York burial for Richard III: 'It's what he would have wanted'
Burial wrangle ... the skeletal remains confirmed as those of Richard III this month. Photo: Getty Images
LONDON: The descendants of King Richard III have demanded that his remains be reburied in York.
The monarch's 500-year-old skeleton was identified earlier this month after it was uncovered during an archaeological dig at a council car park in Leicester last year.
We believe that such an interment was the desire of King Richard in life.
The remains are due to be reinterred at Leicester Cathedral next year despite campaigns to bring them to York.
The earliest surviving portrait of Richard III.
On Monday, nine of Richard III's descendants said they believed the king, the last monarch from the House of York, would have wanted to be buried in the northern city.
They said in a statement: "We, the under-named, do hereby most respectfully demand that the remains of King Richard III, the last Plantagenet King of England and our mutual ancestor, be returned to the city of York for formal, ceremonial reburial.

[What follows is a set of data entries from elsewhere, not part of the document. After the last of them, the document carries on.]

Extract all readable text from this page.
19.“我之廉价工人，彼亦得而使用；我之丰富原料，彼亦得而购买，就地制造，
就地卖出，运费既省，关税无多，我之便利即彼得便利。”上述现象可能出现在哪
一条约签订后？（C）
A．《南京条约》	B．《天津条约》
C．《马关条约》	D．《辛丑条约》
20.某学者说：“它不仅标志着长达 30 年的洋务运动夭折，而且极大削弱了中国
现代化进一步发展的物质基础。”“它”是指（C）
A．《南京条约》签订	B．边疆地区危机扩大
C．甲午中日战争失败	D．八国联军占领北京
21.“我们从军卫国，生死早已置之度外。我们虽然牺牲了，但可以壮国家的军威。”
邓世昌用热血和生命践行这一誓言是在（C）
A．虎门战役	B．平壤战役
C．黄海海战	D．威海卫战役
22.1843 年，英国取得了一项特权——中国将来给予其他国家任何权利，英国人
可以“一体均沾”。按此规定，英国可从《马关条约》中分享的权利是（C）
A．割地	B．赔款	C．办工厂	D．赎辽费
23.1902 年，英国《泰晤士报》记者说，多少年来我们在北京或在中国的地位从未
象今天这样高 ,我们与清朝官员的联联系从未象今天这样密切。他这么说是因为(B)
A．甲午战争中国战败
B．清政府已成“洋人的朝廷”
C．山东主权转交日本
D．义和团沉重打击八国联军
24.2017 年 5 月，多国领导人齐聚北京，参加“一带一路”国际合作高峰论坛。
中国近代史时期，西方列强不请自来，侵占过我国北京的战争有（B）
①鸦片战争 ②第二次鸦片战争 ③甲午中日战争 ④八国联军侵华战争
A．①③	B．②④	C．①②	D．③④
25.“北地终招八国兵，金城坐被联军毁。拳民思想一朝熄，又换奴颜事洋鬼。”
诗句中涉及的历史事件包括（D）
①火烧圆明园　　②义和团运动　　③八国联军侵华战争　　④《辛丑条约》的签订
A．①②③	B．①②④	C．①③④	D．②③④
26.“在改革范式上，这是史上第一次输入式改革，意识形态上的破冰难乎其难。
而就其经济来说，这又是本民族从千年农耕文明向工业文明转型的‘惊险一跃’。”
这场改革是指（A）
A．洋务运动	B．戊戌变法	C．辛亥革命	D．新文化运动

"We believe that such an interment was the desire of King Richard in life and we have written this statement so that his wishes may be fully recognised and upheld.
"King Richard III was the last King of the House of York and the last of the Plantagenet dynasty which had ruled England since the succession of King Henry II in 1154."
City leaders in York said this month they would write to the Queen and the Ministry of Justice in a bid to get Richard III's remains returned to his "spiritual home".
Richard grew up at Middleham Castle in the Yorkshire Dales and visited York several times during his 26-month reign.
Known as Richard of York before his coronation, he funded part of the city's medieval gated walls.
The monarch's links with the area are still celebrated, with a Richard III Hotel in Middleham, a Yorkshire-made Richard III Wensleydale cheese and a Richard III museum in York.
A petition calling for Richard to be reinterred at York has been signed by more than 23,000 people.
But the Ministry of Justice said it was the University of Leicester's decision to make as it had been granted permission to exhume the monarch's body.
Plans are being made for the reinterment at Leicester Cathedral next year and architects will be commissioned next month to design the king's tomb.
The statement from the descendants was signed by Charles Brunner, Jacob Tyler and Eleanor and Charlotte Lupton, Richard's 17th great-nephews and nieces; Stephen Nicolay, Paul Tyler and Vanessa and Linda Roe, the monarch's 16th great-nephews and nieces; and Raymond Roe, the 15th great-nephew of the king.